Incorporated in 2002, the company introduced its custom products and services business in 2006. To keep costs down while offering a variety of customized products, Pexagon Technology works with printers from DCS. It purchased its first solvent device in 2010 and a year later traded it in for the UV LED iteration—today it owns four Direct Jet 1024UVMVP6 printers.
The staff previously used laser engravers to achieve variable print and one-off orders. With the new DCS printers, “we were excited about the possibility of offering the same work in full color,” admits Brian Campbell, president, Pexagon Technology. Full color includes properly presenting drop shadows and gradients. The company also hoped to expand its product offering to include small flash drives, large boxes, and water bottles.

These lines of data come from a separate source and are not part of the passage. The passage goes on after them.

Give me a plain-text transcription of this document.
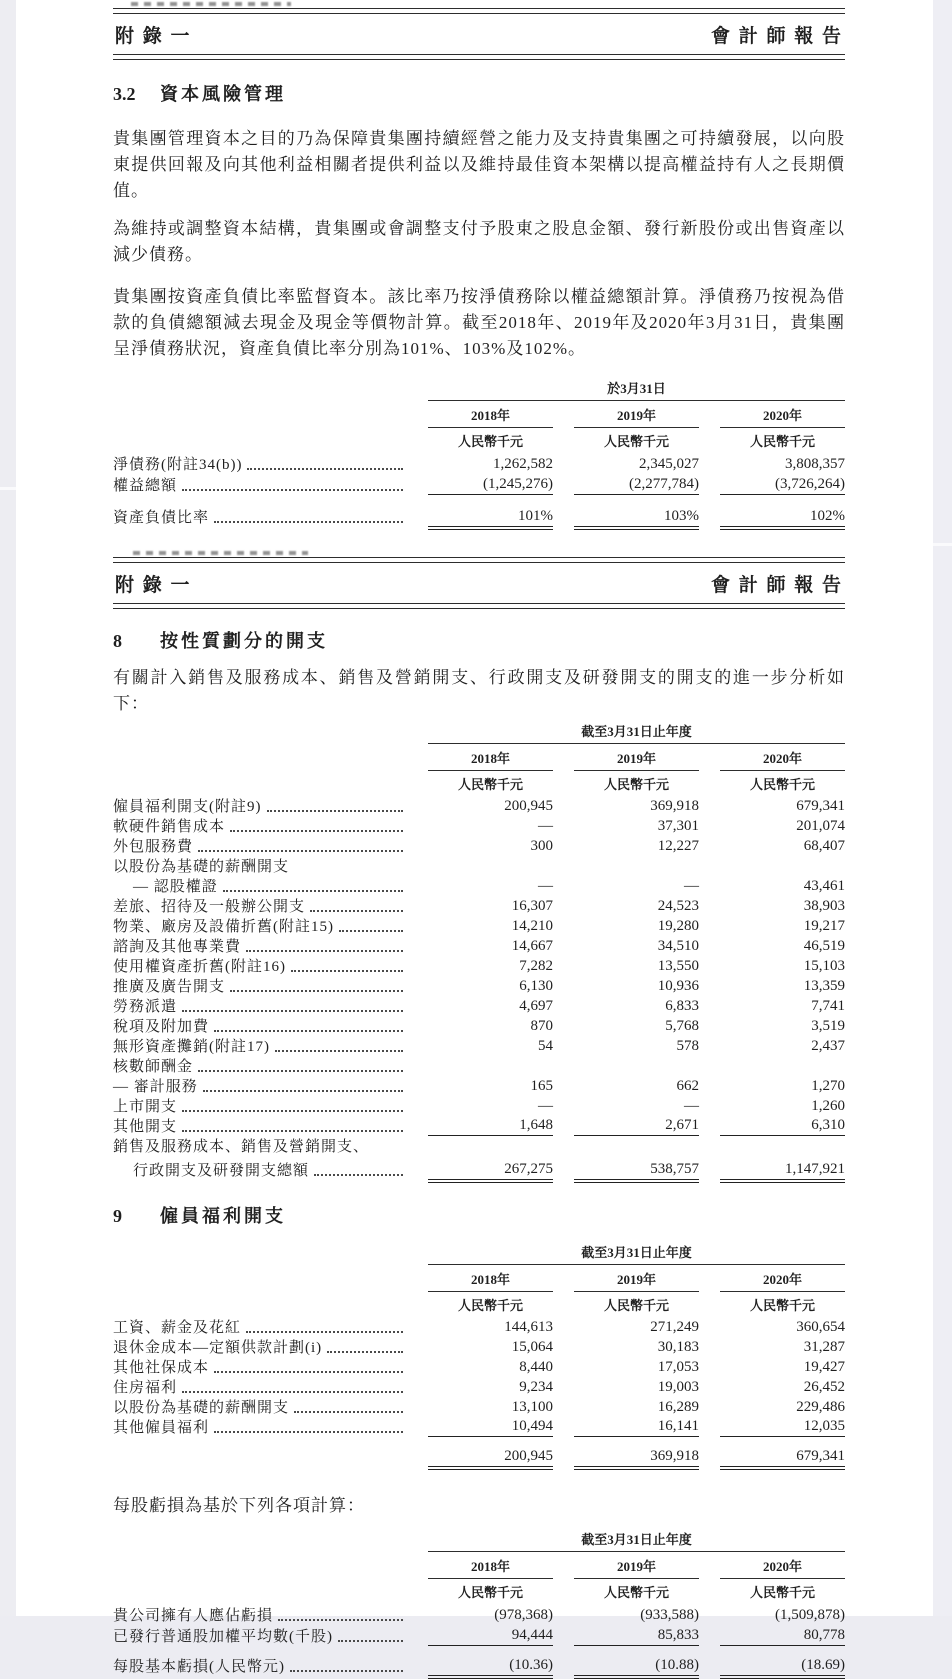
附 錄 一	會 計 師 報 告
3.2	資本風險管理

貴集團管理資本之目的乃為保障貴集團持續經營之能力及支持貴集團之可持續發展，以向股東提供回報及向其他利益相關者提供利益以及維持最佳資本架構以提高權益持有人之長期價值。

為維持或調整資本結構，貴集團或會調整支付予股東之股息金額、發行新股份或出售資產以減少債務。

貴集團按資產負債比率監督資本。該比率乃按淨債務除以權益總額計算。淨債務乃按視為借款的負債總額減去現金及現金等價物計算。截至2018年、2019年及2020年3月31日，貴集團呈淨債務狀況，資產負債比率分別為101%、103%及102%。

於3月31日
2018年	2019年	2020年
人民幣千元	人民幣千元	人民幣千元
淨債務(附註34(b))	1,262,582	2,345,027	3,808,357
權益總額	(1,245,276)	(2,277,784)	(3,726,264)
資產負債比率	101%	103%	102%
附 錄 一	會 計 師 報 告
8	按性質劃分的開支

有關計入銷售及服務成本、銷售及營銷開支、行政開支及研發開支的開支的進一步分析如下：

截至3月31日止年度
2018年	2019年	2020年
人民幣千元	人民幣千元	人民幣千元
僱員福利開支(附註9)	200,945	369,918	679,341
軟硬件銷售成本	—	37,301	201,074
外包服務費	300	12,227	68,407
以股份為基礎的薪酬開支
— 認股權證	—	—	43,461
差旅、招待及一般辦公開支	16,307	24,523	38,903
物業、廠房及設備折舊(附註15)	14,210	19,280	19,217
諮詢及其他專業費	14,667	34,510	46,519
使用權資產折舊(附註16)	7,282	13,550	15,103
推廣及廣告開支	6,130	10,936	13,359
勞務派遣	4,697	6,833	7,741
稅項及附加費	870	5,768	3,519
無形資產攤銷(附註17)	54	578	2,437
核數師酬金
— 審計服務	165	662	1,270
上市開支	—	—	1,260
其他開支	1,648	2,671	6,310
銷售及服務成本、銷售及營銷開支、
行政開支及研發開支總額	267,275	538,757	1,147,921
9	僱員福利開支
截至3月31日止年度
2018年	2019年	2020年
人民幣千元	人民幣千元	人民幣千元
工資、薪金及花紅	144,613	271,249	360,654
退休金成本—定額供款計劃(i)	15,064	30,183	31,287
其他社保成本	8,440	17,053	19,427
住房福利	9,234	19,003	26,452
以股份為基礎的薪酬開支	13,100	16,289	229,486
其他僱員福利	10,494	16,141	12,035
200,945	369,918	679,341

每股虧損為基於下列各項計算：

截至3月31日止年度
2018年	2019年	2020年
人民幣千元	人民幣千元	人民幣千元
貴公司擁有人應佔虧損	(978,368)	(933,588)	(1,509,878)
已發行普通股加權平均數(千股)	94,444	85,833	80,778
每股基本虧損(人民幣元)	(10.36)	(10.88)	(18.69)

Both goals were met. Today, the DCS machines “without question hit the sweet spot for high-quality color,” adheres Campbell. The company works with a lot of professional photographers with critical eyes and the promotional products they order to represent their company must reflect on their brand and the high-quality photography they offer. “With direct to substrate we don’t have to say no to a too detailed logo,” adds Campbell.
The small format UV flatbeds from DCS are an integral part of the business. “We are now able to offer one-off and short-run full-color printing, helping us secure an absolute leadership position in the professional photography and imaging space,” says Campbell.
Small format direct to substrate UV printers extend the capabilities of any shop, opening the floodgates to creative marketers everywhere.